Confounding variables, stereotypes cause of gender disparity in majors
Written by Rohan Desai|
April 24, 2014
Last fall, 56 percent of the incoming class at the College of William and Mary was female. Campus-wide, 55 percent of students on campus are women. While the gender breakdown within majors is typically proportionate to larger campus patterns, many majors that are traditionally seen as dominated by a single gender buck this trend. Majors that do not represent the majority-female campus, however, often fall in line with uneven representation nationally.
Numbers from the Office of Institutional Analysis and Effectiveness at the College of William and Mary indicate that the economics, finance and government majors have the least female representation in comparison to men. According to the data, 28.6 percent of declared economics majors are female, 34.2 percent of declared finance majors are female and 38.7 percent of declared government majors are female.
According to Margaret L. Hamilton Professor of Economics Robert Hicks, this gender disparity is seen not only in the major, but in the field of economics, too.
“If you look at the Ph.D.s, it’s been the case for a number of years. … [Economics is] perceived in the social sciences to be the most quantitative,” Hicks said.
Hicks added, however, that this gap between genders in the field of economics is closing quickly. In his experience, some of his best students have been women.
“I would say the gender gap is getting smaller pretty fast, [especially] at the Ph.D. level,” he said. “My best students — I’m generalizing a little bit here — but if you take the top 10 percent of students, more than half have been female. Some of my best students have been female.”
Philosophy, another field that has traditionally seen more male representation, has six female majors on campus, representing 22 percent of all philosophy majors. While this is a low number compared to the total percentage of women on campus, a study from the National Center for Educational Statistics indicates that 21 percent of faculty in the field nationwide is women.
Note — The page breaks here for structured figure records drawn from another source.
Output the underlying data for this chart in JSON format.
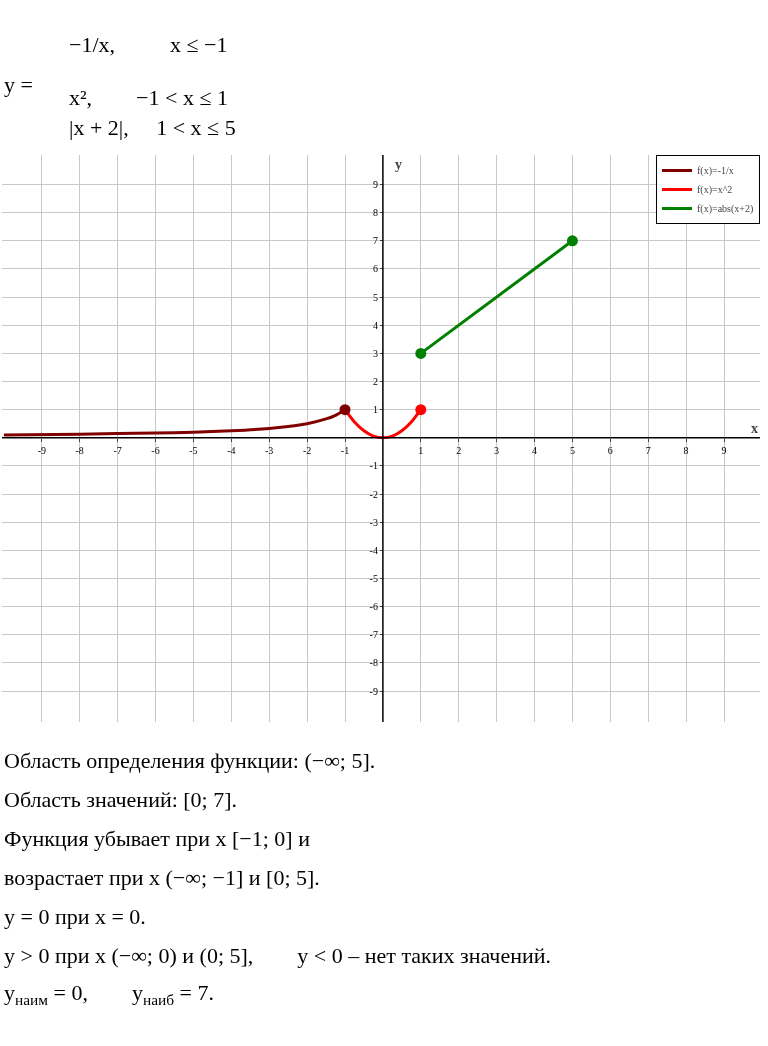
{
  "chart_data": {
    "type": "line",
    "xlabel": "x",
    "ylabel": "y",
    "xlim": [
      -10.05,
      9.95
    ],
    "ylim": [
      -10.1,
      10.05
    ],
    "xticks": [
      -9,
      -8,
      -7,
      -6,
      -5,
      -4,
      -3,
      -2,
      -1,
      1,
      2,
      3,
      4,
      5,
      6,
      7,
      8,
      9
    ],
    "yticks": [
      -9,
      -8,
      -7,
      -6,
      -5,
      -4,
      -3,
      -2,
      -1,
      1,
      2,
      3,
      4,
      5,
      6,
      7,
      8,
      9
    ],
    "grid": true,
    "legend": "top right",
    "line_style": "solid",
    "series": [
      {
        "name": "f(x)=-1/x",
        "color": "#800000",
        "x": [
          -10,
          -8,
          -6,
          -5,
          -4,
          -3,
          -2.5,
          -2,
          -1.5,
          -1.25,
          -1
        ],
        "values": [
          0.1,
          0.13,
          0.17,
          0.2,
          0.25,
          0.33,
          0.4,
          0.5,
          0.67,
          0.8,
          1
        ]
      },
      {
        "name": "f(x)=x^2",
        "color": "#ff0000",
        "x": [
          -1,
          -0.75,
          -0.5,
          -0.25,
          0,
          0.25,
          0.5,
          0.75,
          1
        ],
        "values": [
          1,
          0.56,
          0.25,
          0.06,
          0,
          0.06,
          0.25,
          0.56,
          1
        ]
      },
      {
        "name": "f(x)=abs(x+2)",
        "color": "#008000",
        "x": [
          1,
          5
        ],
        "values": [
          3,
          7
        ]
      },
      {
        "type": "scatter",
        "marker": "circle",
        "color": "#800000",
        "x": [
          -1
        ],
        "values": [
          1
        ]
      },
      {
        "type": "scatter",
        "marker": "circle",
        "color": "#ff0000",
        "x": [
          1
        ],
        "values": [
          1
        ]
      },
      {
        "type": "scatter",
        "marker": "circle",
        "color": "#008000",
        "x": [
          1,
          5
        ],
        "values": [
          3,
          7
        ]
      }
    ],
    "annotations": [
      "y =",
      "−1/x,          x ≤ −1",
      "x²,        −1 < x ≤ 1",
      "|x + 2|,     1 < x ≤ 5",
      "Область определения функции: (−∞; 5].",
      "Область значений: [0; 7].",
      "Функция убывает при x [−1; 0] и",
      "возрастает при x (−∞; −1] и [0; 5].",
      "y = 0 при x = 0.",
      "y > 0 при x (−∞; 0) и (0; 5],        y < 0 – нет таких значений.",
      "y$_{наим}$ = 0,        y$_{наиб}$ = 7."
    ]
  }
}
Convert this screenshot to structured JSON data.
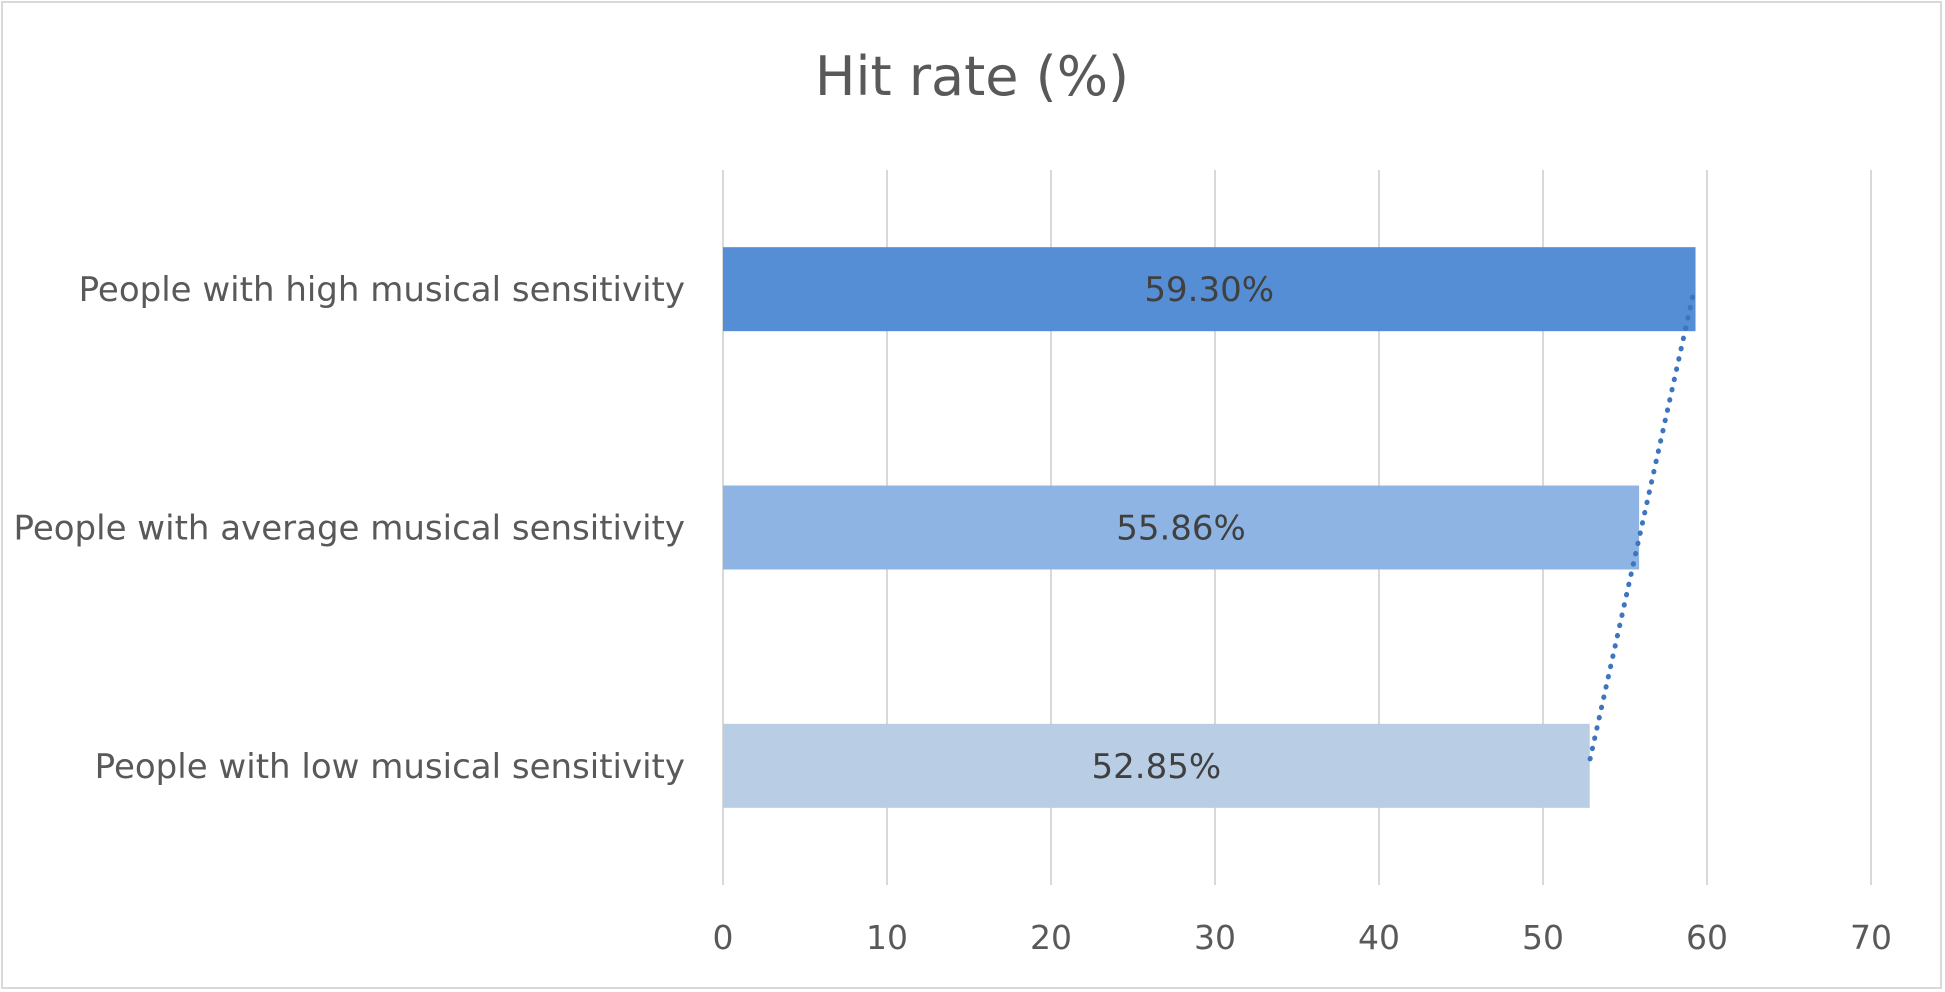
{
  "chart_data": {
    "type": "bar",
    "orientation": "horizontal",
    "title": "Hit rate (%)",
    "xlabel": "",
    "ylabel": "",
    "xlim": [
      0,
      70
    ],
    "x_ticks": [
      0,
      10,
      20,
      30,
      40,
      50,
      60,
      70
    ],
    "grid": true,
    "legend": "none",
    "categories": [
      "People with high musical sensitivity",
      "People with average musical sensitivity",
      "People with low musical sensitivity"
    ],
    "values": [
      59.3,
      55.86,
      52.85
    ],
    "data_labels": [
      "59.30%",
      "55.86%",
      "52.85%"
    ],
    "bar_colors": [
      "#558ed5",
      "#8eb4e3",
      "#b9cde5"
    ],
    "trendline": {
      "style": "dotted",
      "color": "#3d75bf",
      "type": "linear"
    }
  },
  "colors": {
    "gridline": "#d9d9d9",
    "text": "#595959",
    "data_label_text": "#404040",
    "border": "#d9d9d9"
  }
}
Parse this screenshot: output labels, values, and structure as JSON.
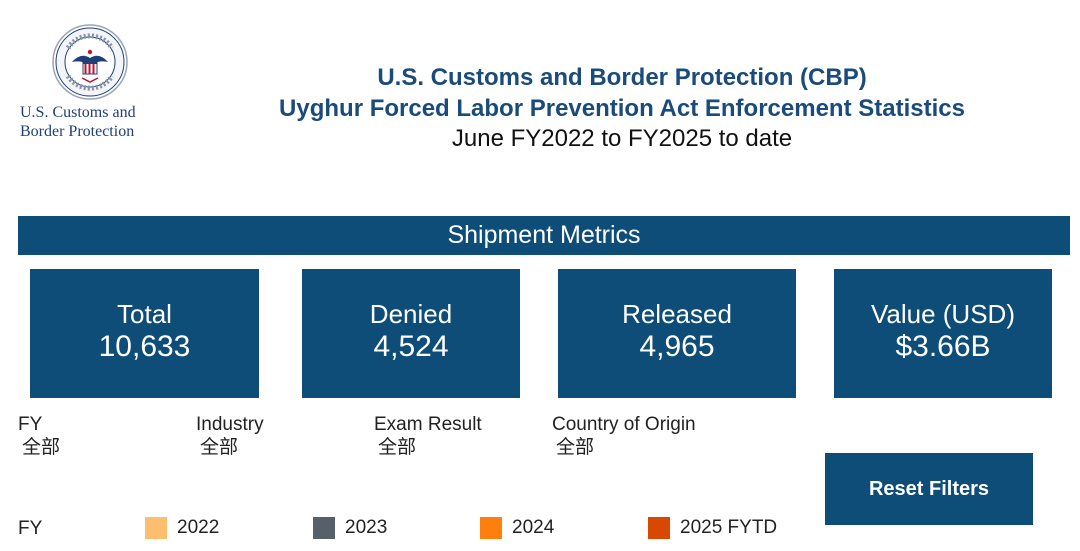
{
  "logo": {
    "line1": "U.S. Customs and",
    "line2": "Border Protection",
    "seal_icon": "cbp-seal-icon"
  },
  "header": {
    "title_line1": "U.S. Customs and Border Protection (CBP)",
    "title_line2": "Uyghur Forced Labor Prevention Act Enforcement Statistics",
    "subtitle": "June FY2022 to FY2025 to date"
  },
  "section": {
    "title": "Shipment Metrics"
  },
  "metrics": [
    {
      "label": "Total",
      "value": "10,633"
    },
    {
      "label": "Denied",
      "value": "4,524"
    },
    {
      "label": "Released",
      "value": "4,965"
    },
    {
      "label": "Value (USD)",
      "value": "$3.66B"
    }
  ],
  "filters": [
    {
      "label": "FY",
      "value": "全部"
    },
    {
      "label": "Industry",
      "value": "全部"
    },
    {
      "label": "Exam Result",
      "value": "全部"
    },
    {
      "label": "Country of Origin",
      "value": "全部"
    }
  ],
  "reset_button": {
    "label": "Reset Filters"
  },
  "legend": {
    "title": "FY",
    "items": [
      {
        "label": "2022",
        "color": "#fdbf6f"
      },
      {
        "label": "2023",
        "color": "#56606b"
      },
      {
        "label": "2024",
        "color": "#ff7f0e"
      },
      {
        "label": "2025 FYTD",
        "color": "#d94801"
      }
    ]
  },
  "colors": {
    "brand_blue": "#0e4d77",
    "title_blue": "#1b4b7a",
    "logo_text": "#1f3f7a"
  }
}
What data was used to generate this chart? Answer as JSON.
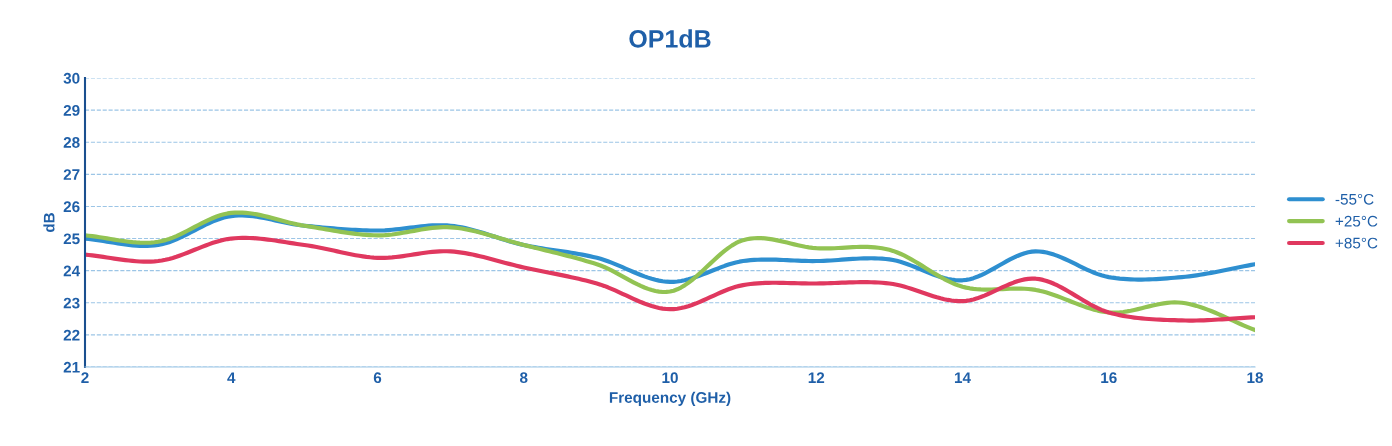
{
  "chart_data": {
    "type": "line",
    "title": "OP1dB",
    "xlabel": "Frequency (GHz)",
    "ylabel": "dB",
    "x": [
      2,
      3,
      4,
      5,
      6,
      7,
      8,
      9,
      10,
      11,
      12,
      13,
      14,
      15,
      16,
      17,
      18
    ],
    "series": [
      {
        "name": "-55°C",
        "color": "#2e8fd0",
        "values": [
          25.0,
          24.8,
          25.7,
          25.4,
          25.25,
          25.4,
          24.8,
          24.4,
          23.65,
          24.3,
          24.3,
          24.35,
          23.7,
          24.6,
          23.8,
          23.8,
          24.2
        ]
      },
      {
        "name": "+25°C",
        "color": "#92c353",
        "values": [
          25.1,
          24.9,
          25.8,
          25.4,
          25.1,
          25.35,
          24.8,
          24.2,
          23.35,
          24.95,
          24.7,
          24.65,
          23.5,
          23.4,
          22.7,
          23.0,
          22.15
        ]
      },
      {
        "name": "+85°C",
        "color": "#e0385f",
        "values": [
          24.5,
          24.3,
          25.0,
          24.8,
          24.4,
          24.6,
          24.1,
          23.6,
          22.8,
          23.55,
          23.6,
          23.6,
          23.05,
          23.75,
          22.7,
          22.45,
          22.55
        ]
      }
    ],
    "xlim": [
      2,
      18
    ],
    "xticks": [
      2,
      4,
      6,
      8,
      10,
      12,
      14,
      16,
      18
    ],
    "ylim": [
      21,
      30
    ],
    "yticks": [
      21,
      22,
      23,
      24,
      25,
      26,
      27,
      28,
      29,
      30
    ],
    "grid": "y",
    "legend": "right",
    "marker": "none",
    "line_style": "solid"
  }
}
Other majors at the College represent an uneven balance in the other direction. 75.9 percent of those majoring in psychology are female, as are 79.7 percent of English majors, 83.3 percent of anthropology majors and all 14 elementary education majors.
Anthropology major Sarah Smith ’16 said she thinks that there may be preconceived notions about the field.
“Some males I have talked to think anthropology isn’t … as effective as history, maybe. Perhaps women have a more compassionate view and so they are open to accepting or helping others through an anthropological lens,” Smith said in email.
She added, however, that gender might not be the reason for disparity.
“It’s really hard to be specific to gender because I feel there must be other compounding variables,” Smith said. “I think there are other reasons that then converge to make it appear to be gender.”
Jordan Taffet ’16, a gender, sexuality and women’s studies major, said he believes that, in a major often perceived as feminine, many miss the true tenets of the major.
“I’ve actually found that most of the critiques I face as a male in the GSWS major come from outside of my studies. People, particularly older men and women who pride themselves on their masculinity or femininity, tend to question my involvement in my major. They usually assume I’m either gay or a die-hard liberal,” Taffet said in email. “People often (and quite surprisingly) forget that cisgendered, heterosexual men, just like women and LGBTQIA people, also possess gender identities and sexual orientations and are therefore also allowed to critically reflect and comment upon the issues of gender and sexuality.”
The major, he finds, is a label that deters people from understanding how beneficial the study can be.
“Education should be open to everyone, especially when it involves concepts that are as universal as gender and sexuality,” Taffet added.